How To Get More RSS Subscribers
Day 21 of The 100 Days To Building A Great Website Guide
I recently posted on How To Publish an RSS feed, and the wrong way to get people to subscribe to it. Now for the right way.
Getting more subscribers to your RSS isn’t that hard, if you do it right. There are several things that you need to do to get RSS subscribers. Do them, and you’ll see your count start to rise
1) Prominently display a button - Don’t make people look for how to subscribe, because they probably won’t. But if they can do it in one click, the chance that they subscribe will improve greatly. Having an unusual RSS button helps, and so does anything that draws attention to it. Don’t be afraid to go big. More or less as long as there is still text, you’re ok
2) Put a help button under Your RSS - You are probably amazingly familiar with RSS. You use it everyday. You fret over your numbers, read a dozen blogs. But believe it or not there are people who have never heard of it, but might be interested if they knew what it was. Make it easy for them. Add a button explaining how to subscribe to your blog, where the best readers are, and why they should be interested.
3) As Your Readers To Sign Up - Believe it or not, a lot more people will read your blog feed if you simply ask them to. You can do this by simply putting a suggestion at the bottom of your feeds, or even better, use the What would Seth Godin Do Plugin - it keeps track of who visits your site, and if they have visited less than 3 times, it asks them to subscribe to your feed. Speaking of, why not take this time to subscribe to Savvy Affiliate?
4) Use Multiple Methods To Promote Your RSS - Sure you have an RSS button, but there is no rule that that is all you can have. Try creating an RSS page and linking to it along your top bar. Put in a button specifically for bloglines or Google reader. Who knows what your readers will use?
5) Use Full Feeds - There is nothing I find more annoying about a feed than when it has a “Read More Here” link. If I wanted to go to a site and read all of their posts on their page, I would do that. I want to use my feed reader. Don’t make it difficult. In all actuality though, not too many blogs publish a summary feed. But that statistic is just made up on the spot, guessing from the number in my feeds who publish a summary. Also, my statistician friends may question its accuracy since I delete any feeds who publish a summary.

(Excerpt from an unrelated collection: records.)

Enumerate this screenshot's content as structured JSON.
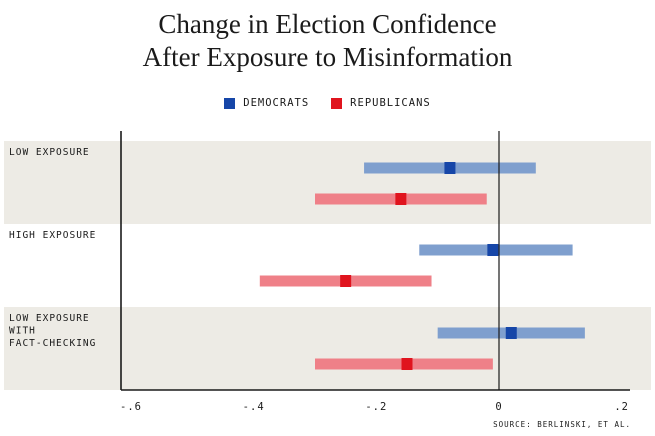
{
  "title_lines": [
    "Change in Election Confidence",
    "After Exposure to Misinformation"
  ],
  "legend": [
    {
      "label": "DEMOCRATS",
      "color": "#1646a8"
    },
    {
      "label": "REPUBLICANS",
      "color": "#e0141e"
    }
  ],
  "source": "SOURCE: BERLINSKI, ET AL.",
  "colors": {
    "band": "#edebe5",
    "dem_interval": "#7f9fce",
    "dem_point": "#1646a8",
    "rep_interval": "#ef8088",
    "rep_point": "#e0141e",
    "axis": "#1a1a1a"
  },
  "chart_data": {
    "type": "dot-and-interval",
    "title": "Change in Election Confidence After Exposure to Misinformation",
    "xlim": [
      -0.6,
      0.2
    ],
    "x_ticks": [
      {
        "value": -0.6,
        "label": "-.6"
      },
      {
        "value": -0.4,
        "label": "-.4"
      },
      {
        "value": -0.2,
        "label": "-.2"
      },
      {
        "value": 0,
        "label": "0"
      },
      {
        "value": 0.2,
        "label": ".2"
      }
    ],
    "groups": [
      {
        "label_lines": [
          "LOW EXPOSURE"
        ],
        "shaded": true,
        "series": [
          {
            "name": "DEMOCRATS",
            "estimate": -0.08,
            "low": -0.22,
            "high": 0.06
          },
          {
            "name": "REPUBLICANS",
            "estimate": -0.16,
            "low": -0.3,
            "high": -0.02
          }
        ]
      },
      {
        "label_lines": [
          "HIGH EXPOSURE"
        ],
        "shaded": false,
        "series": [
          {
            "name": "DEMOCRATS",
            "estimate": -0.01,
            "low": -0.13,
            "high": 0.12
          },
          {
            "name": "REPUBLICANS",
            "estimate": -0.25,
            "low": -0.39,
            "high": -0.11
          }
        ]
      },
      {
        "label_lines": [
          "LOW EXPOSURE",
          "WITH",
          "FACT-CHECKING"
        ],
        "shaded": true,
        "series": [
          {
            "name": "DEMOCRATS",
            "estimate": 0.02,
            "low": -0.1,
            "high": 0.14
          },
          {
            "name": "REPUBLICANS",
            "estimate": -0.15,
            "low": -0.3,
            "high": -0.01
          }
        ]
      }
    ]
  }
}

I’m just saying you might want to take it with a grain of salt.
6) Offer A Bonus - Offer a bonus for signing up on your feed that your readers can’t get just by coming to your site. Make it an e-book, an entry into a contest, a backlink to their site. It doesn’t have to be expensive, just something to give them the extra push.
So how are your subscribers looking? What’s your plan to kick them up to the next level?